Campylobacter, nontyphoid Salmonella, Shiga toxin-producing E. coli, and Shigella bacteria are common causal agents of bacteria-induced diarrhea in the U.S. Other bacteria are more frequently associated with particular environments, such as Aeromonas in tropical regions. Plesiomonas shigelloides is associated with seafood ingestion and international travel.

The article was U.S.-focused. Acute watery diarrhea should bring to mind E. coli, Salmonella and Campylobacter. Bloody diarrhea (“dysentery”) is suggestive of colitis. The four major U.S. causes, in descending order, are Shigella, Campylobacter, nontyphoid Salmonella and Shiga toxin-producing E. coli.

 

Food poisoning is the term used when a preformed toxin in good is eaten, which causes intoxication rather than an infection. A common culprit is Staphylococcus aureus. Others are Clostridium perfringens and Bacillus cereus.

Traveler’s diarrhea can be caused by many different bacteria, but the most common is E. coli. Persons with traveler’s diarrhea may be treated empirically with antibiotics without having their stool examined under the microscope or by stool culture. To prevent the disease, rifaximin in a dose of 200 mg once or twice a day taken with major meals while in the affected area appears to be effective. Indications for prophylaxis include an important trip, underlying illness that might be worsened by the disease, condition in which someone might be more prone to diarrhea, or suggestion that a person has increased susceptibility for some other reason.
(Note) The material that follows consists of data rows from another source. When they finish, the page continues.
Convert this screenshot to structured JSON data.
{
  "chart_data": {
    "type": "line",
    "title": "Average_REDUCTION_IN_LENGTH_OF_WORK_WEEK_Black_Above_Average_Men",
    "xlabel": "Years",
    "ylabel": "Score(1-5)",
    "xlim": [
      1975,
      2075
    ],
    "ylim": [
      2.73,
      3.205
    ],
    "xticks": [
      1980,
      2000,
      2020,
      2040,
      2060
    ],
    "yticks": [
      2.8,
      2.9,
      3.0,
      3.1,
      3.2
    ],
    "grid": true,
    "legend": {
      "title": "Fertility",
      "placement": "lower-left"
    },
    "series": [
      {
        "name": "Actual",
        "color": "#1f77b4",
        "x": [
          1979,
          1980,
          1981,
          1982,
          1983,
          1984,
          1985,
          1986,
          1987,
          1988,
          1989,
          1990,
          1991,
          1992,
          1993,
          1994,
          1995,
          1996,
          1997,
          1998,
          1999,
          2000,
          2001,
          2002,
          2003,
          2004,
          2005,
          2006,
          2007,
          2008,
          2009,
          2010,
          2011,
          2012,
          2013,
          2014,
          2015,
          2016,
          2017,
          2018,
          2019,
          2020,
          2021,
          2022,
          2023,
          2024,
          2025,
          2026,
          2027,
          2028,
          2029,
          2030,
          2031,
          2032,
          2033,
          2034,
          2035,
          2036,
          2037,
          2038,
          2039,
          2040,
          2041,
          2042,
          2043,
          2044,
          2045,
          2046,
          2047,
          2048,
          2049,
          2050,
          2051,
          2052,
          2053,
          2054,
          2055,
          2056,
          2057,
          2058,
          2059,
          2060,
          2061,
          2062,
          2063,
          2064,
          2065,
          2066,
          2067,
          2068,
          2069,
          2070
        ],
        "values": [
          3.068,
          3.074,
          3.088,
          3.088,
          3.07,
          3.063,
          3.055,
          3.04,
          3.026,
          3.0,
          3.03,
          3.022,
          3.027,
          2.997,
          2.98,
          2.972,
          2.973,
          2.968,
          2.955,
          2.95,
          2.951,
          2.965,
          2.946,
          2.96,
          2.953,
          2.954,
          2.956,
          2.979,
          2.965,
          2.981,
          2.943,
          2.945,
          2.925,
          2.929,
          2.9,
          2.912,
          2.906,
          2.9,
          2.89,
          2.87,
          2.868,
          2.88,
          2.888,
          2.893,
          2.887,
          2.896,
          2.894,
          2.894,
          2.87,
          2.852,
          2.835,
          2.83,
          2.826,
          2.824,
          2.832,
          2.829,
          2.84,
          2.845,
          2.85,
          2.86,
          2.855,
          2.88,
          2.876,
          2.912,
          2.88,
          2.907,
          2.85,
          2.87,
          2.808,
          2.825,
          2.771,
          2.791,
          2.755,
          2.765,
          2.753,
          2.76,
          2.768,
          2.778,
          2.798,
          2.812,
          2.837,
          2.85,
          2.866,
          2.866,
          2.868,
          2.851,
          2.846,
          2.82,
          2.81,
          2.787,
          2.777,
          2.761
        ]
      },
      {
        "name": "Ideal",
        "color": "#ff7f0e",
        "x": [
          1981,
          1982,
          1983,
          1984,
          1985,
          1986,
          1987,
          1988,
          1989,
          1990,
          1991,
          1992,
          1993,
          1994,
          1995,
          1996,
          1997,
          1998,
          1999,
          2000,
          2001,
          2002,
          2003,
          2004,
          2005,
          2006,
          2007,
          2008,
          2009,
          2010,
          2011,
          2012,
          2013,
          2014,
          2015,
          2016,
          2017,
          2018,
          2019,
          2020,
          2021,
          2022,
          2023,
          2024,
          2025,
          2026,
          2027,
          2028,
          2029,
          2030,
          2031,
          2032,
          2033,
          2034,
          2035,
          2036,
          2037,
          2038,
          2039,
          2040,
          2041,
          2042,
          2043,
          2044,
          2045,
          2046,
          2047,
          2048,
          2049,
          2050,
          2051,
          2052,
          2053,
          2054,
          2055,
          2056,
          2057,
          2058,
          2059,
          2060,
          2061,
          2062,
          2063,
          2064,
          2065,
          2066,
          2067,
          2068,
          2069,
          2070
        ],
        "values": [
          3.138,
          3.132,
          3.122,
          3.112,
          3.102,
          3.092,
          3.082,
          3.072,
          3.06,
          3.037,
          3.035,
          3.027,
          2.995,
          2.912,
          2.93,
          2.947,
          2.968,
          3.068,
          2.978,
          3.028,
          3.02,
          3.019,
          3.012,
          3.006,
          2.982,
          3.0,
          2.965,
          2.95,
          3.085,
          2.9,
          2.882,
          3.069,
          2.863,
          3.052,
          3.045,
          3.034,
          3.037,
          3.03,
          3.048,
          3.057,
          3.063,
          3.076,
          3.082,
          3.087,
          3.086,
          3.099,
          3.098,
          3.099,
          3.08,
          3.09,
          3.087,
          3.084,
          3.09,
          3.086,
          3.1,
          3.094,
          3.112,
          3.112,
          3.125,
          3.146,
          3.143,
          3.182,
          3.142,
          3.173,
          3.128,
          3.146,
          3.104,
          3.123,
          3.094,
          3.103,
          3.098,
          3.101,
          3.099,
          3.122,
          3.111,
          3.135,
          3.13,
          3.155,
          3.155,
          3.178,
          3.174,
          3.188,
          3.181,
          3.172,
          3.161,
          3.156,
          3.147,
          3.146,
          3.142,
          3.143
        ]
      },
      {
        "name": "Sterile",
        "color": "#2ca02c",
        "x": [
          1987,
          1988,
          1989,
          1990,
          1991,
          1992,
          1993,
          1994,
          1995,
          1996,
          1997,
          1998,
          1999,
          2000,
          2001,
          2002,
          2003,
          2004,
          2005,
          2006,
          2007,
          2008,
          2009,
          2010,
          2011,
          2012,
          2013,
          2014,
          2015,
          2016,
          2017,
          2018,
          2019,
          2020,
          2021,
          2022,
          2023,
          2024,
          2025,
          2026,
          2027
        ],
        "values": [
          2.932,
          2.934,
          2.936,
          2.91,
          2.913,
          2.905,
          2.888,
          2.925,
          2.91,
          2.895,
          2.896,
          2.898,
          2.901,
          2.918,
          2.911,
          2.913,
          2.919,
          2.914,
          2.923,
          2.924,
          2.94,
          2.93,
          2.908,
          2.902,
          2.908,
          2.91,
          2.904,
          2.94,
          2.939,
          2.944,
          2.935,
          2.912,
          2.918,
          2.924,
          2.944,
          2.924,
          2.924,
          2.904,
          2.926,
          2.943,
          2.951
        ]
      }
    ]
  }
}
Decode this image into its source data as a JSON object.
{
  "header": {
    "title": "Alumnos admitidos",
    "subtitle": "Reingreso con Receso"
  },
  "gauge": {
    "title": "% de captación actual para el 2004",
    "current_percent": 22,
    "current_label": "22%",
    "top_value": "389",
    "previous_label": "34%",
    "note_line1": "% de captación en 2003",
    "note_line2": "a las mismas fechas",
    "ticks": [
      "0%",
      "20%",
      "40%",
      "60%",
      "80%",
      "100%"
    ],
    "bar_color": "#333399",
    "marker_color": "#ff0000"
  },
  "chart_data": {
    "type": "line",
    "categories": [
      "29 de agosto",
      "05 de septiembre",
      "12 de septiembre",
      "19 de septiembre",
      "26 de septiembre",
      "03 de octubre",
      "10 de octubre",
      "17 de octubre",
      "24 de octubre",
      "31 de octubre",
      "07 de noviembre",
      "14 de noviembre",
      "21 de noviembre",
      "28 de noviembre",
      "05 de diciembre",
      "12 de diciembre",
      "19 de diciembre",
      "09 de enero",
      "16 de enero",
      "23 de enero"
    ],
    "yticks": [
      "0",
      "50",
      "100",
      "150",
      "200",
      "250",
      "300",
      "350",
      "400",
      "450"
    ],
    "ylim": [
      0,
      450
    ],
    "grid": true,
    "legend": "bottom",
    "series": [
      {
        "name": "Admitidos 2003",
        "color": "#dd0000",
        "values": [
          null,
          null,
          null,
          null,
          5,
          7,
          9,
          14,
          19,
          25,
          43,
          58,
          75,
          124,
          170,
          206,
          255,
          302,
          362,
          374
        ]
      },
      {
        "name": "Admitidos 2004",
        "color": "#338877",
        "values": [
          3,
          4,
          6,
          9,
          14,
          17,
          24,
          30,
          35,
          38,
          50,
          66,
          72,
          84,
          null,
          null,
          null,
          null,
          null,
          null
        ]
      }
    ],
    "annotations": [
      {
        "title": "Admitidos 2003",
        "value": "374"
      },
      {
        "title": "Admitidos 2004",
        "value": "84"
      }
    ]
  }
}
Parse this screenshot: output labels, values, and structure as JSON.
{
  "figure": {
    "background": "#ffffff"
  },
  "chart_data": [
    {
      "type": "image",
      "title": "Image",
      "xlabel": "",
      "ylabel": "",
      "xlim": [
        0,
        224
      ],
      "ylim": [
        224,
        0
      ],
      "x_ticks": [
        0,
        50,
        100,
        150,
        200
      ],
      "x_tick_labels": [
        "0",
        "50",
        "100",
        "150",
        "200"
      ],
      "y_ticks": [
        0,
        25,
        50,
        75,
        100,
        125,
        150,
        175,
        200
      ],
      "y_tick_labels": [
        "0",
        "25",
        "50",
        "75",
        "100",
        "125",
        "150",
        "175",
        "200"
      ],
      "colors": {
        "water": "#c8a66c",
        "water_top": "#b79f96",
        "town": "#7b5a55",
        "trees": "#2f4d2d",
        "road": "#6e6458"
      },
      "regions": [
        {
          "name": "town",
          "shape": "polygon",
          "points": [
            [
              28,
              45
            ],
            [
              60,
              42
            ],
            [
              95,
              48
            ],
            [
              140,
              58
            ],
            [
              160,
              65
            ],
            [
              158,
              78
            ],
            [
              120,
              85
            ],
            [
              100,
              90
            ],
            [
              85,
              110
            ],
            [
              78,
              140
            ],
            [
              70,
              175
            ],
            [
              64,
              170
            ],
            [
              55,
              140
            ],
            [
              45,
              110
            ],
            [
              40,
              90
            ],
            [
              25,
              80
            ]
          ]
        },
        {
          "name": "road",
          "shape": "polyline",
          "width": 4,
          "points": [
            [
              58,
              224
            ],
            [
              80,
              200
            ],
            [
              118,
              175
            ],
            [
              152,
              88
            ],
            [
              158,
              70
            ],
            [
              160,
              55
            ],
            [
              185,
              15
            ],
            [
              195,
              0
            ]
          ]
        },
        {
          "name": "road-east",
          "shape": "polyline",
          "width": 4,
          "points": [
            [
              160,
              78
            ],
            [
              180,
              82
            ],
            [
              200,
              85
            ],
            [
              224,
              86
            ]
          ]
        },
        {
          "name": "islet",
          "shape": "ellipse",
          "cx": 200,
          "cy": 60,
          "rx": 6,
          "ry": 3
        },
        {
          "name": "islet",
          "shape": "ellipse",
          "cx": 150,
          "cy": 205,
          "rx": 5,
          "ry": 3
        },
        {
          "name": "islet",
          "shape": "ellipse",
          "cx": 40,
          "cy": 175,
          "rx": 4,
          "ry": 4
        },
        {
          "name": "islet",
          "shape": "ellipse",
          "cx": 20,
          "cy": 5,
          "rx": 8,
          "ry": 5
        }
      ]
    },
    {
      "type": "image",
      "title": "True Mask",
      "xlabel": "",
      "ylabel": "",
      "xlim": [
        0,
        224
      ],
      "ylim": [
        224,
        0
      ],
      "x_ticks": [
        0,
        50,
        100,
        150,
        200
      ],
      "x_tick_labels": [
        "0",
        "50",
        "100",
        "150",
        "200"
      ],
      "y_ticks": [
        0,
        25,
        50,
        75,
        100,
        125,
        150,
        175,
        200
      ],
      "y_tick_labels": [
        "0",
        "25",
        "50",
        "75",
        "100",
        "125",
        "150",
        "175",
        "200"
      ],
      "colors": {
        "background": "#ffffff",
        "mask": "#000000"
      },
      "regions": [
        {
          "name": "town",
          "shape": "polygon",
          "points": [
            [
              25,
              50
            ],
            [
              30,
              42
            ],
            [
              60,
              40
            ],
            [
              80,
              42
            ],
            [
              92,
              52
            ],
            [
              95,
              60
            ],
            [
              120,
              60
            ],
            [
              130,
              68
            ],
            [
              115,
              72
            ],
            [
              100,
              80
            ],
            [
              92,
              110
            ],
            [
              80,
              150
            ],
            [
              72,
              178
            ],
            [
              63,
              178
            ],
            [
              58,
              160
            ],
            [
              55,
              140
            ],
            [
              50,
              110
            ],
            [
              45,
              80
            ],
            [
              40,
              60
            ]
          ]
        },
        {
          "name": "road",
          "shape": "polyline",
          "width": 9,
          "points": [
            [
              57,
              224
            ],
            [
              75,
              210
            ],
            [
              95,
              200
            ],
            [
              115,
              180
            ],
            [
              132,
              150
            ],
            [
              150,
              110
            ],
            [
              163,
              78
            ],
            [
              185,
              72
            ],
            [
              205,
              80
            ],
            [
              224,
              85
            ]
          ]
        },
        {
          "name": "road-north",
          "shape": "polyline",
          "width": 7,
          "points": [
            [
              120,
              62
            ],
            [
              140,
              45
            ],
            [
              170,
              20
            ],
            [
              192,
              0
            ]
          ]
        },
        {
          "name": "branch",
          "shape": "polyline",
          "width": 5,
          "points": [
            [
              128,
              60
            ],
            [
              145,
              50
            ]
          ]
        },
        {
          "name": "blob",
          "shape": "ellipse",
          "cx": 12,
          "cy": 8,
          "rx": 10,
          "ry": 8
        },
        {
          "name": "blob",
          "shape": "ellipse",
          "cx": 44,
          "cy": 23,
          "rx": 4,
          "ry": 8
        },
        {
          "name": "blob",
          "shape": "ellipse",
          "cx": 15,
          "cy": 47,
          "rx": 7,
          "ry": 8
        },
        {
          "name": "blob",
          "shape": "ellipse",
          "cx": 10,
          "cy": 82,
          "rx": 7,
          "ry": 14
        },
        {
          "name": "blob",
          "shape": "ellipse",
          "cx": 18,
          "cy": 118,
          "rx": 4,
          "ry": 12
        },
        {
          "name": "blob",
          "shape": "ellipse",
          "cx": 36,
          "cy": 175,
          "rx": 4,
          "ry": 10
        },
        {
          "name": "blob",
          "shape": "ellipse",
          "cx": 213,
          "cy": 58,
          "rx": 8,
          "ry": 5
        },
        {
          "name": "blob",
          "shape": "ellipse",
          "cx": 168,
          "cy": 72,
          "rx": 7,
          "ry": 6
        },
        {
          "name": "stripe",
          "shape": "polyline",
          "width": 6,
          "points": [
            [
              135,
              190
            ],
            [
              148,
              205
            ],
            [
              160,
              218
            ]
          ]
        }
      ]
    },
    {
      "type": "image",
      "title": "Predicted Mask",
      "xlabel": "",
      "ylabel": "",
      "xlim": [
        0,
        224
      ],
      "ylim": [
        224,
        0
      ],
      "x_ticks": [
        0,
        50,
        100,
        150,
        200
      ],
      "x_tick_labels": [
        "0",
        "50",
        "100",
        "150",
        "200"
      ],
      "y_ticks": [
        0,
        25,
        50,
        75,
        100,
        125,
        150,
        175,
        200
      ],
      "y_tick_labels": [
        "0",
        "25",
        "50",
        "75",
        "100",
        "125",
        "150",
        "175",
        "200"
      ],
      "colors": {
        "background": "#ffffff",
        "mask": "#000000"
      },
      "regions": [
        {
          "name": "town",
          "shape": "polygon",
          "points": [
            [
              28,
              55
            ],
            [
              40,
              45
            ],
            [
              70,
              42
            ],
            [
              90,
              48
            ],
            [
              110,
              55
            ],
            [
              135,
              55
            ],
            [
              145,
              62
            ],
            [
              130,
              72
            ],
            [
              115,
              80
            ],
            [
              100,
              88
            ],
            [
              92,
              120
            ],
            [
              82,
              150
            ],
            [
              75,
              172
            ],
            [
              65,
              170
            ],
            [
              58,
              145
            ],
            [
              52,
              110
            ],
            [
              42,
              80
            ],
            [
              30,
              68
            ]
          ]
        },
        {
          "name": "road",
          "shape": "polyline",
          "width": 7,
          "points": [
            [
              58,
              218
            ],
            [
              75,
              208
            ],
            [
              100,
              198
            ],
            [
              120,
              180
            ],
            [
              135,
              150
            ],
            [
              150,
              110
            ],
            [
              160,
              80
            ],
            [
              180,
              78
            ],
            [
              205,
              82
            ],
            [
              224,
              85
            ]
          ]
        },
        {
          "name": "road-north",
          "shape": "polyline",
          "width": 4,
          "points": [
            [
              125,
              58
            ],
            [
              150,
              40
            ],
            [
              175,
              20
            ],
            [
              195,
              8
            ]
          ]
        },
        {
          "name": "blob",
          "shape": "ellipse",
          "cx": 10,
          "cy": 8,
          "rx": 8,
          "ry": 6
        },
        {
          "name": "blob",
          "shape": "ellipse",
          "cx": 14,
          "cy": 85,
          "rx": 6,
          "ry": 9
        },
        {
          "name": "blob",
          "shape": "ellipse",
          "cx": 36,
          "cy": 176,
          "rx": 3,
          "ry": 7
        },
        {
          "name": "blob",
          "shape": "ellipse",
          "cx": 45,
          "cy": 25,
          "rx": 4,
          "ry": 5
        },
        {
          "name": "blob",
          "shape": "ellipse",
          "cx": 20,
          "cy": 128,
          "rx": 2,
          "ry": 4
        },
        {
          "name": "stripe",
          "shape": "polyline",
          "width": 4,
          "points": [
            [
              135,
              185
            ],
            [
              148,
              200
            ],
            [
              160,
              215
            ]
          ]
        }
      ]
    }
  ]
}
Treatment recommendations are discussed. For all cases of diarrhea, attention to fluid and electrolyte replacement is essential. A diet of easily digestible food or a diet of bananas, rice, applesauce and toast is often recommended, but there is no evidence that such diets hasten recovery. It is important to keep the victim hydrated and nourished as best possible, which supports the concept of oral feeding. Drugs that diminish the number of bowel movements, such as loperamide, may be helpful. If the victim suffers from fever or dysentery, then antimotility drugs should only be used in combination with antibiotics.

This is an important and comprehensive review article for anyone interested in bacterial diarrhea. There are complete antibiotic recommendations, lists of complications, and discussion of areas of uncertainty. While the article is written for doctors, it has much information that can be understood and used effectively by laypersons.